Relamorelin is an investigational ghrelin antagonist that can stimulate gastrointestinal (GI) motility, and has greater potency, stability, and pharmacokinetics, according to the press release.

The FDA has previously granted the drug Fast Track review status for this indication.

“There has not been a drug approved for gastroparesis by the FDA since 1983. Relamorelin may offer a much needed opportunity for patients with diabetic gastroparesis to have symptom relief and improved quality of life,” said Richard McCallum, MD, of Texas Tech University. “It is particularly impressive that relamorelin can be delivered through SC injections because these patients are not able to absorb medications once they start vomiting. Relamorelin may be a major advance in the armamentarium of physicians who manage diabetic gastroparesis.”

Motus previously completed a phase 2 trial of relamorelin where patients were treated with 10 mcg twice per day. Researchers found that patients treated with relamorelin has significant improvements in gastric emptying and vomiting. A subgroup also had improvements in other symptoms of the disease, Allergan reported.
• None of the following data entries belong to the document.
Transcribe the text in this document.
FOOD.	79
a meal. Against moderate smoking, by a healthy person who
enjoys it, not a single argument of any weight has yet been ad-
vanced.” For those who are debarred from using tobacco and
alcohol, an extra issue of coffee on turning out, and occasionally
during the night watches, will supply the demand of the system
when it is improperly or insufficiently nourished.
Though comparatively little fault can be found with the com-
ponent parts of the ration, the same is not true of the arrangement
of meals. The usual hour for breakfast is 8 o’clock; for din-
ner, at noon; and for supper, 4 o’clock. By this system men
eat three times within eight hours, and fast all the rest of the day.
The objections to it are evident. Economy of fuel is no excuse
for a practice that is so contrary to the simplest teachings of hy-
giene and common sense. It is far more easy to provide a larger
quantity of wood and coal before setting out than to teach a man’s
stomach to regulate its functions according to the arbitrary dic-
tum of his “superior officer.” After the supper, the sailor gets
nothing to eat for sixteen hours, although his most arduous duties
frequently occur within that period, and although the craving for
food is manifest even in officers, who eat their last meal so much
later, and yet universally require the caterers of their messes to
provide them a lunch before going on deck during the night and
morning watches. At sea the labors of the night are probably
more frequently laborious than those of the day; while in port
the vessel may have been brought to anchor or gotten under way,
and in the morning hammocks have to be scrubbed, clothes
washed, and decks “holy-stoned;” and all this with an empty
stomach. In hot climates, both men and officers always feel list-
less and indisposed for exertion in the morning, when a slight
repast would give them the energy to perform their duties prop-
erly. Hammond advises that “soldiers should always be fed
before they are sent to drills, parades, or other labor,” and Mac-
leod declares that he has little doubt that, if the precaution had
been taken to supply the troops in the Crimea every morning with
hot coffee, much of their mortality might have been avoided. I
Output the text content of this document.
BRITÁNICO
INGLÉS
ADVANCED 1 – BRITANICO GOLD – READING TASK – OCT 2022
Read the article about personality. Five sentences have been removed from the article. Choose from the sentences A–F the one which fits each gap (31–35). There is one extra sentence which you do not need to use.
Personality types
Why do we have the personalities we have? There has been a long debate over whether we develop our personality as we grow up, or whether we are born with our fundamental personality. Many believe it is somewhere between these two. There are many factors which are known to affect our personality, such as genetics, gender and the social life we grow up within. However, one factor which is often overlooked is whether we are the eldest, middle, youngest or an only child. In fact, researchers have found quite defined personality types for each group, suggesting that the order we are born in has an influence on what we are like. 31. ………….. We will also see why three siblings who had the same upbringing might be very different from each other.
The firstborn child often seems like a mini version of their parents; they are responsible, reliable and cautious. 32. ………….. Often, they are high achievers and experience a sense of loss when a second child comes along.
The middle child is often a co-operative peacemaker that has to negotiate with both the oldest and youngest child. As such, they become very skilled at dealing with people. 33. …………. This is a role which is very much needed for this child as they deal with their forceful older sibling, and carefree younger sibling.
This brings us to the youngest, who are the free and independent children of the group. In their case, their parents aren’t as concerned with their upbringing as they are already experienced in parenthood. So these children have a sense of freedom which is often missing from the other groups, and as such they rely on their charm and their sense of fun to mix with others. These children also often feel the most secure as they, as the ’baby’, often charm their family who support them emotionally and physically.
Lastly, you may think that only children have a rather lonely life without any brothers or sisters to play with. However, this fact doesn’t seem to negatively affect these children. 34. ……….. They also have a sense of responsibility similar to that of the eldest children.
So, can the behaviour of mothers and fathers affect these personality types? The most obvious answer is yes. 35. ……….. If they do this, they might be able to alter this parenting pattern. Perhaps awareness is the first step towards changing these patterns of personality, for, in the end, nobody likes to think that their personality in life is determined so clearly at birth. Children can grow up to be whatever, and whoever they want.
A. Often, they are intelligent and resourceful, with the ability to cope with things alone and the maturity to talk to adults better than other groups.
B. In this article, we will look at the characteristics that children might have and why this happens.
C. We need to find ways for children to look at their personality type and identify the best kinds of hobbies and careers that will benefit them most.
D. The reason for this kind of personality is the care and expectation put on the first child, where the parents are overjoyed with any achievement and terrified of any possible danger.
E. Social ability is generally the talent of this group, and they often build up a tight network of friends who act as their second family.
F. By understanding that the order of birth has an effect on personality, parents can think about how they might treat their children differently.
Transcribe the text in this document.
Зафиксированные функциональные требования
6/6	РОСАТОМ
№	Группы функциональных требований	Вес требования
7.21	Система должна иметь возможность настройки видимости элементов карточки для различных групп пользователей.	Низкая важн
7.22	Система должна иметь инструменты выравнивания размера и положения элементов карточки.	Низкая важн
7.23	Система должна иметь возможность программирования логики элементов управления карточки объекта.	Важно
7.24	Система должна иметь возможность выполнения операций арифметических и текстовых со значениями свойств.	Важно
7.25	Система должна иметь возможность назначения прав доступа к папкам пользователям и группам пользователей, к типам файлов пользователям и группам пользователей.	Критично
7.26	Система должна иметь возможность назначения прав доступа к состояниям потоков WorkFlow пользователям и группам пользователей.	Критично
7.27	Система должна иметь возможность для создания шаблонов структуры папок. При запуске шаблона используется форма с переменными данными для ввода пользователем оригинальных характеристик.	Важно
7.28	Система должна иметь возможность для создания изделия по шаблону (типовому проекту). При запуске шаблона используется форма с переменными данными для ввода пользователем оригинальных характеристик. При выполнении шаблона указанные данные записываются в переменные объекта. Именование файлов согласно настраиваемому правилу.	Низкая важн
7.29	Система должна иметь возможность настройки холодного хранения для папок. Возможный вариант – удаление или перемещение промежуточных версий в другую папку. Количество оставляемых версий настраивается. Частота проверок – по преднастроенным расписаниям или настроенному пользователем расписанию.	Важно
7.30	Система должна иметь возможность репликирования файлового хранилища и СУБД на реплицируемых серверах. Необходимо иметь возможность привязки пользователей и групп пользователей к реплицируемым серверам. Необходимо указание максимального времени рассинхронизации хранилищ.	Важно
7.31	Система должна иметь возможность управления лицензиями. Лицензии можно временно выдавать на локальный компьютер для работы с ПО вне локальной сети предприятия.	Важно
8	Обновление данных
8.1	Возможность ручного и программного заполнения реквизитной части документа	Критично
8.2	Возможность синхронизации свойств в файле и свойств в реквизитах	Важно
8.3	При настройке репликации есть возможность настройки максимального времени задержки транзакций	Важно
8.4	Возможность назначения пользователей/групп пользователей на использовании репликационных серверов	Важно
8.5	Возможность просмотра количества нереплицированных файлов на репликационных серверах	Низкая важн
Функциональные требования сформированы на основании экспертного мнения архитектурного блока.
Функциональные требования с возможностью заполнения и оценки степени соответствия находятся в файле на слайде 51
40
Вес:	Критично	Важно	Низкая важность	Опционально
Under the agreement, Allergan will pay $200 million to Rhythm Holding. They have previously paid $47 million relating to the option-to-acquire Motus and the phase 2 clinical trial. The acquisition is expected to close by the end of the year.

“We are very excited that Allergan has exercised its option to acquire Motus and that relamorelin will now advance into Phase 3 trials,” said Bart Henderson, president and founder of Rhythm Holding. “Relamorelin has enormous potential to improve the lives of patients with GI functional disorders, and Allergan has the skill and resources to develop and commercialize this promising drug to its fullest potential.”

This acquisition will not only expand Allergan’s gastrointestinal drug profile, but will also provide novel treatments for patients with diabetic gastoparesis (DG). Current treatments are limited, and can cause significant side effects.

“The need for better treatments for diabetic gastroparesis is urgent,” said Keith Gottesdiener, MD, CEO of Rhythm Holding. “This is a devastating condition that affects several million people in the US, with only one drug approved by the FDA in the past 30 years. In this clinical trial, relamorelin improves gastric function, and shows substantial efficacy for the debilitating symptoms of DG. We thank everyone who has participated in this clinical trial. And we thank Allergan for joining with us to help advance this potentially breakthrough treatment for patients who may benefit from it.”